In the present study, patients with IBS, FB, and FC were significantly higher rates of all symptoms (abdominal pain, hard or lumpy stools, loose or watery stools, and bloating) than those in the control (Fig. 3 and Table 4). Each category of FBDs had not only one characteristic symptom (e.g., IBS: abdominal pain, FB: abdominal bloating, FC: hard or lumpy stools and FD: loose or watery stools) but also multiple symptoms. Especially, this study showed that all categories of FBDs had many patients who felt bloating at a frequency of more than 1 day per week.
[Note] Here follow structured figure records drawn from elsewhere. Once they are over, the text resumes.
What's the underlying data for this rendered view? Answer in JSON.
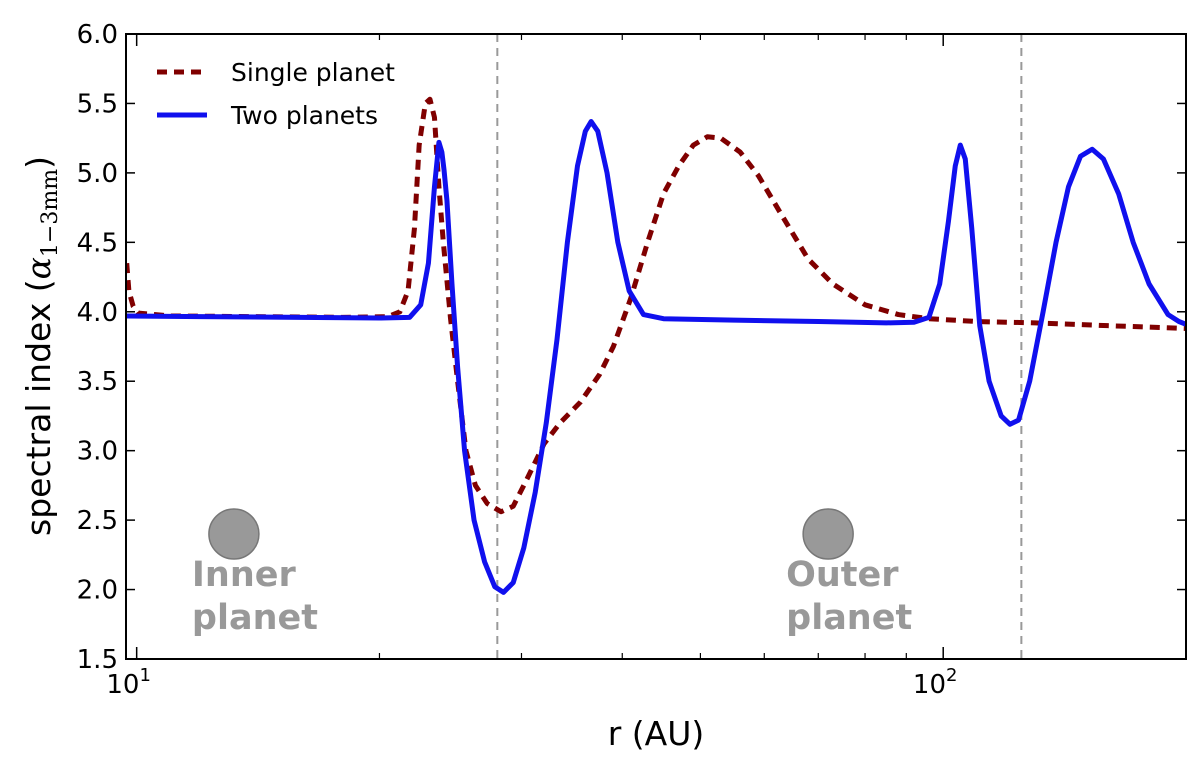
{
  "chart_data": {
    "type": "line",
    "xscale": "log",
    "xlim": [
      9.7,
      200
    ],
    "ylim": [
      1.5,
      6.0
    ],
    "xlabel": "r (AU)",
    "ylabel_main": "spectral index (",
    "ylabel_symbol": "α",
    "ylabel_subscript": "1−3mm",
    "ylabel_close": ")",
    "yticks": [
      1.5,
      2.0,
      2.5,
      3.0,
      3.5,
      4.0,
      4.5,
      5.0,
      5.5,
      6.0
    ],
    "ytick_labels": [
      "1.5",
      "2.0",
      "2.5",
      "3.0",
      "3.5",
      "4.0",
      "4.5",
      "5.0",
      "5.5",
      "6.0"
    ],
    "xticks_major": [
      {
        "value": 10,
        "base": "10",
        "exp": "1"
      },
      {
        "value": 100,
        "base": "10",
        "exp": "2"
      }
    ],
    "xticks_minor": [
      20,
      30,
      40,
      50,
      60,
      70,
      80,
      90,
      200
    ],
    "grid": false,
    "legend_position": "top-left",
    "vlines": [
      {
        "x": 28,
        "color": "#999999",
        "style": "dashed"
      },
      {
        "x": 125,
        "color": "#999999",
        "style": "dashed"
      }
    ],
    "annotations": [
      {
        "x": 13.2,
        "y": 2.4,
        "line1": "Inner",
        "line2": "planet",
        "color": "#999999"
      },
      {
        "x": 72,
        "y": 2.4,
        "line1": "Outer",
        "line2": "planet",
        "color": "#999999"
      }
    ],
    "series": [
      {
        "name": "Single planet",
        "color": "#800000",
        "style": "dashed",
        "points": [
          [
            9.72,
            4.35
          ],
          [
            9.78,
            4.15
          ],
          [
            9.9,
            4.04
          ],
          [
            10.05,
            3.99
          ],
          [
            11,
            3.97
          ],
          [
            14,
            3.965
          ],
          [
            18,
            3.96
          ],
          [
            20.5,
            3.965
          ],
          [
            21.2,
            4.0
          ],
          [
            21.7,
            4.15
          ],
          [
            22.1,
            4.6
          ],
          [
            22.4,
            5.2
          ],
          [
            22.8,
            5.5
          ],
          [
            23.1,
            5.53
          ],
          [
            23.4,
            5.4
          ],
          [
            23.7,
            4.9
          ],
          [
            24.0,
            4.5
          ],
          [
            24.5,
            3.95
          ],
          [
            25.0,
            3.5
          ],
          [
            25.6,
            3.0
          ],
          [
            26.3,
            2.75
          ],
          [
            27.2,
            2.62
          ],
          [
            28.3,
            2.56
          ],
          [
            29.3,
            2.6
          ],
          [
            30.5,
            2.8
          ],
          [
            32,
            3.05
          ],
          [
            33.5,
            3.2
          ],
          [
            35.5,
            3.35
          ],
          [
            37.5,
            3.55
          ],
          [
            39,
            3.75
          ],
          [
            41,
            4.1
          ],
          [
            43,
            4.5
          ],
          [
            45,
            4.85
          ],
          [
            47,
            5.05
          ],
          [
            49,
            5.2
          ],
          [
            51,
            5.26
          ],
          [
            53,
            5.25
          ],
          [
            56,
            5.15
          ],
          [
            59,
            4.98
          ],
          [
            63,
            4.7
          ],
          [
            68,
            4.38
          ],
          [
            73,
            4.2
          ],
          [
            80,
            4.05
          ],
          [
            88,
            3.98
          ],
          [
            96,
            3.95
          ],
          [
            110,
            3.93
          ],
          [
            130,
            3.92
          ],
          [
            160,
            3.9
          ],
          [
            200,
            3.88
          ]
        ]
      },
      {
        "name": "Two planets",
        "color": "#1010ee",
        "style": "solid",
        "points": [
          [
            9.7,
            3.97
          ],
          [
            12,
            3.965
          ],
          [
            16,
            3.96
          ],
          [
            20,
            3.955
          ],
          [
            21.8,
            3.96
          ],
          [
            22.5,
            4.05
          ],
          [
            23.0,
            4.35
          ],
          [
            23.4,
            4.9
          ],
          [
            23.7,
            5.22
          ],
          [
            23.9,
            5.15
          ],
          [
            24.05,
            5.02
          ],
          [
            24.25,
            4.8
          ],
          [
            24.6,
            4.2
          ],
          [
            25.0,
            3.6
          ],
          [
            25.5,
            3.0
          ],
          [
            26.2,
            2.5
          ],
          [
            27.0,
            2.2
          ],
          [
            27.8,
            2.02
          ],
          [
            28.5,
            1.98
          ],
          [
            29.3,
            2.05
          ],
          [
            30.2,
            2.3
          ],
          [
            31.2,
            2.7
          ],
          [
            32.2,
            3.2
          ],
          [
            33.2,
            3.8
          ],
          [
            34.2,
            4.5
          ],
          [
            35.2,
            5.05
          ],
          [
            36.0,
            5.3
          ],
          [
            36.6,
            5.37
          ],
          [
            37.3,
            5.3
          ],
          [
            38.3,
            5.0
          ],
          [
            39.5,
            4.5
          ],
          [
            40.8,
            4.15
          ],
          [
            42.5,
            3.98
          ],
          [
            45,
            3.95
          ],
          [
            55,
            3.94
          ],
          [
            70,
            3.93
          ],
          [
            85,
            3.92
          ],
          [
            92,
            3.925
          ],
          [
            96,
            3.96
          ],
          [
            99,
            4.2
          ],
          [
            101.5,
            4.65
          ],
          [
            103.5,
            5.05
          ],
          [
            105,
            5.2
          ],
          [
            106.5,
            5.1
          ],
          [
            108.5,
            4.6
          ],
          [
            111,
            3.9
          ],
          [
            114,
            3.5
          ],
          [
            118,
            3.25
          ],
          [
            121,
            3.19
          ],
          [
            124,
            3.22
          ],
          [
            128,
            3.5
          ],
          [
            133,
            4.0
          ],
          [
            138,
            4.5
          ],
          [
            143,
            4.9
          ],
          [
            148,
            5.12
          ],
          [
            153,
            5.17
          ],
          [
            158,
            5.1
          ],
          [
            165,
            4.85
          ],
          [
            172,
            4.5
          ],
          [
            180,
            4.2
          ],
          [
            190,
            3.98
          ],
          [
            196,
            3.93
          ],
          [
            200,
            3.91
          ]
        ]
      }
    ]
  }
}
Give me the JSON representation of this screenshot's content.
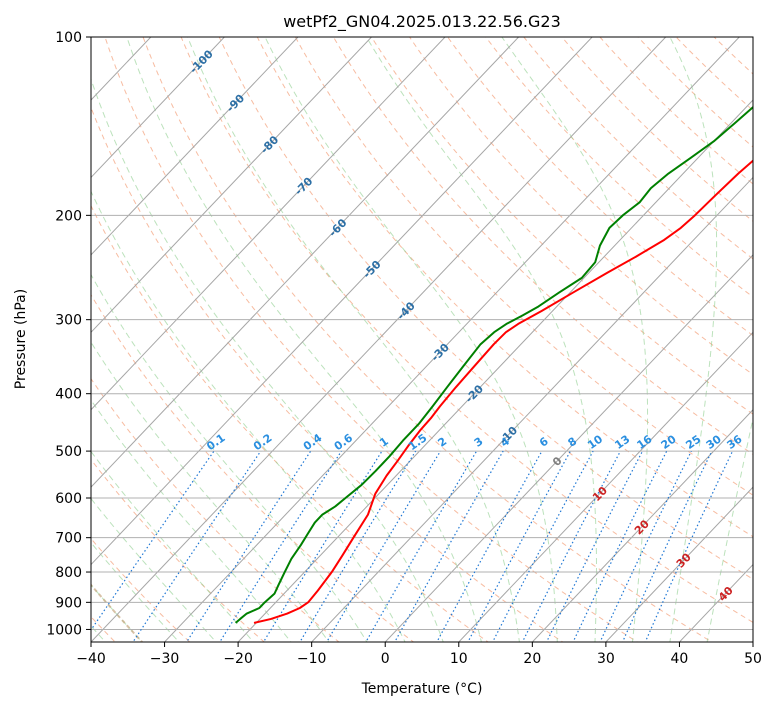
{
  "chart_data": {
    "type": "skew-t",
    "title": "wetPf2_GN04.2025.013.22.56.G23",
    "xlabel": "Temperature (°C)",
    "ylabel": "Pressure (hPa)",
    "xlim": [
      -40,
      50
    ],
    "ylim": [
      1050,
      100
    ],
    "x_ticks": [
      -40,
      -30,
      -20,
      -10,
      0,
      10,
      20,
      30,
      40,
      50
    ],
    "y_ticks": [
      100,
      200,
      300,
      400,
      500,
      600,
      700,
      800,
      900,
      1000
    ],
    "y_scale": "log",
    "grid": true,
    "isotherm_labels": [
      "-100",
      "-90",
      "-80",
      "-70",
      "-60",
      "-50",
      "-40",
      "-30",
      "-20",
      "-10",
      "0",
      "10",
      "20",
      "30",
      "40"
    ],
    "mixing_ratio_labels": [
      "0.1",
      "0.2",
      "0.4",
      "0.6",
      "1",
      "1.5",
      "2",
      "3",
      "4",
      "6",
      "8",
      "10",
      "13",
      "16",
      "20",
      "25",
      "30",
      "36"
    ],
    "series": [
      {
        "color": "#ff0000",
        "points": [
          [
            -20.3,
            975
          ],
          [
            -18.5,
            960
          ],
          [
            -17.0,
            940
          ],
          [
            -16.0,
            920
          ],
          [
            -15.6,
            900
          ],
          [
            -15.8,
            860
          ],
          [
            -16.3,
            800
          ],
          [
            -17.0,
            750
          ],
          [
            -17.8,
            700
          ],
          [
            -18.8,
            640
          ],
          [
            -20.5,
            590
          ],
          [
            -21.3,
            550
          ],
          [
            -21.7,
            520
          ],
          [
            -22.2,
            490
          ],
          [
            -22.6,
            460
          ],
          [
            -22.7,
            440
          ],
          [
            -23.0,
            420
          ],
          [
            -23.3,
            390
          ],
          [
            -23.5,
            360
          ],
          [
            -23.7,
            330
          ],
          [
            -23.6,
            315
          ],
          [
            -23.0,
            305
          ],
          [
            -21.5,
            290
          ],
          [
            -19.6,
            270
          ],
          [
            -17.5,
            250
          ],
          [
            -15.7,
            235
          ],
          [
            -14.0,
            220
          ],
          [
            -13.3,
            210
          ],
          [
            -13.0,
            200
          ],
          [
            -12.8,
            185
          ],
          [
            -12.5,
            170
          ],
          [
            -12.0,
            158
          ],
          [
            -11.0,
            145
          ],
          [
            -10.2,
            135
          ],
          [
            -9.3,
            125
          ],
          [
            -9.0,
            115
          ],
          [
            -8.8,
            108
          ],
          [
            -8.5,
            100
          ]
        ]
      },
      {
        "color": "#008000",
        "points": [
          [
            -22.8,
            975
          ],
          [
            -22.7,
            960
          ],
          [
            -22.5,
            940
          ],
          [
            -21.5,
            920
          ],
          [
            -21.5,
            900
          ],
          [
            -21.3,
            870
          ],
          [
            -21.9,
            840
          ],
          [
            -22.7,
            800
          ],
          [
            -23.5,
            760
          ],
          [
            -24.0,
            720
          ],
          [
            -24.5,
            690
          ],
          [
            -25.0,
            660
          ],
          [
            -25.0,
            640
          ],
          [
            -24.3,
            620
          ],
          [
            -24.0,
            600
          ],
          [
            -23.5,
            570
          ],
          [
            -23.4,
            540
          ],
          [
            -23.4,
            510
          ],
          [
            -23.6,
            480
          ],
          [
            -23.6,
            450
          ],
          [
            -24.0,
            420
          ],
          [
            -24.5,
            390
          ],
          [
            -25.0,
            360
          ],
          [
            -25.5,
            330
          ],
          [
            -25.2,
            315
          ],
          [
            -24.6,
            305
          ],
          [
            -23.5,
            295
          ],
          [
            -22.5,
            285
          ],
          [
            -21.5,
            270
          ],
          [
            -20.3,
            255
          ],
          [
            -20.5,
            240
          ],
          [
            -22.0,
            225
          ],
          [
            -23.0,
            210
          ],
          [
            -22.8,
            200
          ],
          [
            -22.2,
            190
          ],
          [
            -22.5,
            180
          ],
          [
            -22.0,
            170
          ],
          [
            -21.0,
            160
          ],
          [
            -20.0,
            150
          ],
          [
            -19.5,
            140
          ],
          [
            -19.0,
            130
          ],
          [
            -18.8,
            120
          ],
          [
            -18.0,
            110
          ],
          [
            -17.0,
            100
          ]
        ]
      }
    ]
  }
}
There are some limitations in the present study. One limitation of our study is selection bias, because the subjects were selected only from subjects who underwent CS. Actually, of those with IBS who see physicians, most are seen in the primary care sector with mild symptoms that are relatively easy to manage. Thompson WG et al. reported that the severity of IBS (especially abdominal pain or diarrhea) and psychological disturbance in IBS patients determined health care-seeking behaviors [23, 24]. Surprisingly, the prevalence of IBS by using Rome III criteria was 2.4% at general hospital in Japan. On the other hand, that was 40.2% at primary clinics and tertiary care settings in Korea [25]. In the present study, reasons for endoscopic examination were screening (n = 355), follow-up (n = 354), and fecal occult blood (n = 228); therefore, 927 patients (77.3%) were the subjects who had few symptoms. However, when we evaluate the prevalence of FBDs including IBS, we should consider the background characteristics of the analyzed subjects.

Next, in the present study, patients with serious complications (such as advanced cancer, endocrinological disease, neurological disease, liver cirrhosis, and renal disease requiring hemodialysis) were excluded before CS, but it was not possible to be excluded perfectly. In fact, Drossman et al. reported that other diseases might coexist, and it was necessary to be excluded [1]. The criteria of functional dyspepsia excluded endocrinological disease and neurological disease by the Rome III diagnostic criteria. On the other hand, the criteria of FBDs did not obviously exclude them. Longstreth et al. showed that previous diagnostic criteria presumed the absence of a structural or biochemical disorder; however, research will likely confirm that functional gut disorders manifest such findings [2, 26]. They reported that neurotransmitters and endocrine substances were related to the pathophysiology of IBS.

Next, the subjects potentially included microscopic colitis, which induces diarrhea, to be excluded. Malicz et al. showed that the incidence of reporting distinct endoscopic findings in microscopic colitis has risen with the advent of high-definition (HD) colonoscopies [27]. We excluded cases that included microscopic colitis; however, we did not diagnose all microscopic colitis by endoscopy. On the other hand, our study is the only study in which the prevalence of FBDs was investigated with exclusion of organic diseases by using CS, and the results showed that patients with FBDs were younger, and that the prevalence of FB was higher in females. In conclusion, this study showed that the prevalence of FBDs and IBS are high in Japan, and that there are many patients who are suffering from various symptoms. It is necessary to diagnose FBDs based on the FGID questionnaire in clinical practice and to provide appropriate treatment for patients with FBDs.